Bugünkü ilk zaferimizi kutlamaya
zamanımız yok, yeniden makinenin derdine
düşüyoruz. Karakolda ifademiz alınıp bizi
yollamaları uzun sürünce Ayfer karakolda
kalıp bizi otele yolluyor. Yağmur altında
Ata Erk kucağımda yola koyuluyoruz.
Yalınayak yağmurun tadını çıkarıyoruz
baba oğul. Yoldan geçen arabaların
sıçrattığı suları kapma yarışı yapıyoruz.
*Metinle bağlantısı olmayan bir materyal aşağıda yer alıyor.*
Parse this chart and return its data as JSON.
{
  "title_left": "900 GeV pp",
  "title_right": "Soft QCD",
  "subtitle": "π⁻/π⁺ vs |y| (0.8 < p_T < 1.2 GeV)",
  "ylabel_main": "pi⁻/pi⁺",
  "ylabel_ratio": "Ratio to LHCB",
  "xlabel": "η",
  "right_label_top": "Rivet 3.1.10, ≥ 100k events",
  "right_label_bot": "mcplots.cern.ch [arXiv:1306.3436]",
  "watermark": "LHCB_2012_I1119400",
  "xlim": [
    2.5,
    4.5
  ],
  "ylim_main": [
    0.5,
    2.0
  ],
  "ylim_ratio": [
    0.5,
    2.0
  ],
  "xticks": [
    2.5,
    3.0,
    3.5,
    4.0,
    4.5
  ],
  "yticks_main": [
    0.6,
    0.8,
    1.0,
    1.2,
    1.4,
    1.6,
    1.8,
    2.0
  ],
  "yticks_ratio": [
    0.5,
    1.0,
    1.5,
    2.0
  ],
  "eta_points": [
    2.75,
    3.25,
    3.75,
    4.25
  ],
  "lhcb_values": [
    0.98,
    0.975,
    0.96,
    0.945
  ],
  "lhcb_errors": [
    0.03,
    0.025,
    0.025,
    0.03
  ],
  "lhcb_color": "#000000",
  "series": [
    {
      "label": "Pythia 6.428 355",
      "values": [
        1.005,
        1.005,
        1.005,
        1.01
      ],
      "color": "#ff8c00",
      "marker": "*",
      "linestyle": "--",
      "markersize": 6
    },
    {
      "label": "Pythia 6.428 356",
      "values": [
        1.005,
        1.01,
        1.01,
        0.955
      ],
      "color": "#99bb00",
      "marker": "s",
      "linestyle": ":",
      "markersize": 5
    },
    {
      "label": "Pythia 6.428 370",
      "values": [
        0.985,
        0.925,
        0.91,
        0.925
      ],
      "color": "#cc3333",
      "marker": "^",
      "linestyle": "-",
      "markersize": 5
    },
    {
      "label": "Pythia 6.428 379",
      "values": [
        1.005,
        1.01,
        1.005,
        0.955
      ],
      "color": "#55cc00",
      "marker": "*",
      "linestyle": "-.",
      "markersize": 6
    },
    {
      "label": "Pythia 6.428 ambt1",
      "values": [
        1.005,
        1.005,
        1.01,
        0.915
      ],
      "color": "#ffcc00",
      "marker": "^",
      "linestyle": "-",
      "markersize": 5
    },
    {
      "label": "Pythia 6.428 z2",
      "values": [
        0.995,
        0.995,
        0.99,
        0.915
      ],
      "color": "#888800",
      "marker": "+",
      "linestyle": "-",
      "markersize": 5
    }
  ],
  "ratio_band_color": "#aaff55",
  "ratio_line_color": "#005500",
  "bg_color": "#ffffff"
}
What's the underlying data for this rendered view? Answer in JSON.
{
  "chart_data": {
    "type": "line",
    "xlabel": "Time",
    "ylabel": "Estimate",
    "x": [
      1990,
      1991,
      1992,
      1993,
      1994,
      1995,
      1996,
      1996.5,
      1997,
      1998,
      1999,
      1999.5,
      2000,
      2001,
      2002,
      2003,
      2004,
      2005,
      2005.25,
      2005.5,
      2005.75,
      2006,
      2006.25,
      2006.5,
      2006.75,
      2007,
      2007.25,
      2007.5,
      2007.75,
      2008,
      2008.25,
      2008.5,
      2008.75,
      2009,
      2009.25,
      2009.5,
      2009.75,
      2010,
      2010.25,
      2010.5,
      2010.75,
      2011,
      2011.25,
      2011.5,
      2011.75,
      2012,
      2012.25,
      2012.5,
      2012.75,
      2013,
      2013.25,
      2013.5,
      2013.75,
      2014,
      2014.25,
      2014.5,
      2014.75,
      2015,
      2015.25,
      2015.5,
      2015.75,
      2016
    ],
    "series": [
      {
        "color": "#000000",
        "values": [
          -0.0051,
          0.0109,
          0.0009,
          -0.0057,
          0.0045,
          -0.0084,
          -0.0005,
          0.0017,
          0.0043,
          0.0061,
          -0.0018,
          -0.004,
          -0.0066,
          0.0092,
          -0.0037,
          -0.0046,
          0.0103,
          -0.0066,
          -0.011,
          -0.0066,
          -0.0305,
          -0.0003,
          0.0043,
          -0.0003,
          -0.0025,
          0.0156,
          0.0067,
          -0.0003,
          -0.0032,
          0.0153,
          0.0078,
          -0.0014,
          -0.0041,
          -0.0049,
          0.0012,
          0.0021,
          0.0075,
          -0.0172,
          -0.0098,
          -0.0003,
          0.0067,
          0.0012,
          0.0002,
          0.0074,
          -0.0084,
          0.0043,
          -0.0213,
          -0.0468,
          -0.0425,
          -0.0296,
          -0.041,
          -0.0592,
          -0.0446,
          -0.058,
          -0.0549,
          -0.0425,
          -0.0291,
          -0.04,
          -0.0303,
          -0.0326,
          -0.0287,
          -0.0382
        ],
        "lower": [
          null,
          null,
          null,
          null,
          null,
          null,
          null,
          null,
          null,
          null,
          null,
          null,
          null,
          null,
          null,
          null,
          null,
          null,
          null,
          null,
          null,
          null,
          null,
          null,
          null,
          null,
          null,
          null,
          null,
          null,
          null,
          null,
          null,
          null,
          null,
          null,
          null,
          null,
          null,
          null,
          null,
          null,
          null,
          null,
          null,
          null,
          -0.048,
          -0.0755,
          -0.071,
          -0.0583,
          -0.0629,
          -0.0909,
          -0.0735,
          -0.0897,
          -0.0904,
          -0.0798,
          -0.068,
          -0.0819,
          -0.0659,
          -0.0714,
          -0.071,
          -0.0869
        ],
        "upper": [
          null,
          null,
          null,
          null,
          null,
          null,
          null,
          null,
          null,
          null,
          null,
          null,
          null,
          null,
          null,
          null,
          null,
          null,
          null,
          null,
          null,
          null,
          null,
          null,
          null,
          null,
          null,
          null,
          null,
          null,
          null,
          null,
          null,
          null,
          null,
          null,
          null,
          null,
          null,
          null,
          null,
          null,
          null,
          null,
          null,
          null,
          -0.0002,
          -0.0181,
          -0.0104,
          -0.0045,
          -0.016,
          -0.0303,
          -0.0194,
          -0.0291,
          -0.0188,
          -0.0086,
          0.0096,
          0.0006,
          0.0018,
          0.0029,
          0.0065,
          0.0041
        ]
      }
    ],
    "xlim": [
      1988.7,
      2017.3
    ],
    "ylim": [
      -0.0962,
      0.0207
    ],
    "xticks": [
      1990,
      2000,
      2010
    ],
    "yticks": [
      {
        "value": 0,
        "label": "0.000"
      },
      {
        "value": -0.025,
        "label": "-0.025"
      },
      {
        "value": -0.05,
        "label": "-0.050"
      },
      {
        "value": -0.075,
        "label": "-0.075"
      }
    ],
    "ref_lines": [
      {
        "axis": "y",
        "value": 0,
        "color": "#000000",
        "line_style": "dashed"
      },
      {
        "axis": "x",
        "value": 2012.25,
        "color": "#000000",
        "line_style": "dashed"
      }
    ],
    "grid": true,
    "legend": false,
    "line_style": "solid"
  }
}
Toplu iğne kadar kuru yerimiz kalmasa da
öyle mutlu oluyoruz ki bağırarak şarkı
söylüyoruz, çevrede “Deli bunlar.”
bakışının olmaması bizi daha da
cesaretlendiriyor. Sokakları büyük
salyangozlar basıyor, yolda yağmur
altında koca koca salyangozlar topluyoruz
ve sonra kayboluyoruz. Otelimiz olmasını
beklediğimiz yerde yok. Baba oğul o kadar
kaptırmışız ki kendimizi, otelin sapağını
kaçırmışız. Bunun üstüne Ata Erk
sırılsıklam olmasına karşın kucağımda
uyuya kalıyor. Biz annemizden yarım saat
önce çıkmamıza rağmen ondan daha sonra
varabiliyoruz otelimize.
Duş alıp, yerel halkın kullandığı mahalle
arasındaki lokantadan, bir gün önce
aldığım gibi pilav ve noodle üstü et ve
tavuk alıyorum, bol sosla yapılan altına
muz yaprakları konarak, paketlenen bu 3
kişilik menünün bize maliyeti, bakkaldan
aldığım içecekler ile birlikte 60 bin
rupi (20 Türk lirasından az).
Paketlerimizi otelimizde yedikten sonra
tekrar yola koyuluyoruz. Yerel halk dansı
olan “kecak” veya “Hindu ayini” görmeyi
umuyoruz fakat epey geç kaldığımız için
yetişemiyoruz. Biz de çıkmışken masaj
yaptıralım diyoruz. Tam soyunmuşken Ata
Erk başlıyor ağlamaya. Masaj salonu
çalışanları durduramıyorlar oğlumu, ben
de mecburen kendimi feda edip en azından
eşimin rahatlaması için tekrar giyinip,
oğlumla sokağa çıkıyorum. Masaj salonu
hemen merkezde, tapınakların karşısında,
3 katlı ve birçok çalışanı olan lüks bir
yer olmasına karşın fiyatlar abartılı
değil. 1 saatlik ücret 90 bin rupi. Saat
23.00’e gelmek üzereyken salon kapanmadan
hemen önce oradan ayrılıp otelimize
gidiyoruz. Eşimin masaj yorumu: “İdare
eder ama mükemmel değil.” Burada masaj
yapan kişilerin çoğunun Antalya ve
Muğla’da turistik lüks otellerde
çalıştığını öğreniyoruz ve çok
şaşırıyoruz.
25 OCAK UBUD: Bir gün önce anlaştığımız
gibi, kahvaltının hemen sonrası otel
sahibimiz bizi aracıyla alıp tüm gün
gezdirecek. Türkiye’de tüm
araştırmalarımız 12 saat tüm gün şoförlü
taksi bedeli olarak 50 dolar gibi bir
fiyat olduğu yönündeydi. Otel sahibimiz
de 600 bin rupi fiyat çekince itirazsız
kabul ediyoruz. Kahvaltımız dünkü gibi
yine doyurucuydu. Şoförümüz de
anlaştığımız gibi tam saat 8’de hazır
bizi bekliyor. İlk hedef Goa Gajah, ya da
anlayacağımız adıyla Fil Tapınağı. Burası
ilk bulunduğunda, yerel halk tarafından
mağaranın girişindeki kabartmalar file
benzetildiği için bu isim takılmış. Giriş
ücreti kişi başı 30 bin rupi, girişte
örtünmeniz için ücretsiz sarung
veriyorlar, çıkışta teslim ediyorsunuz.
Tüm Hindu tapınaklarında olduğu gibi
buraya da çıplak bacaklarla girmek yasak.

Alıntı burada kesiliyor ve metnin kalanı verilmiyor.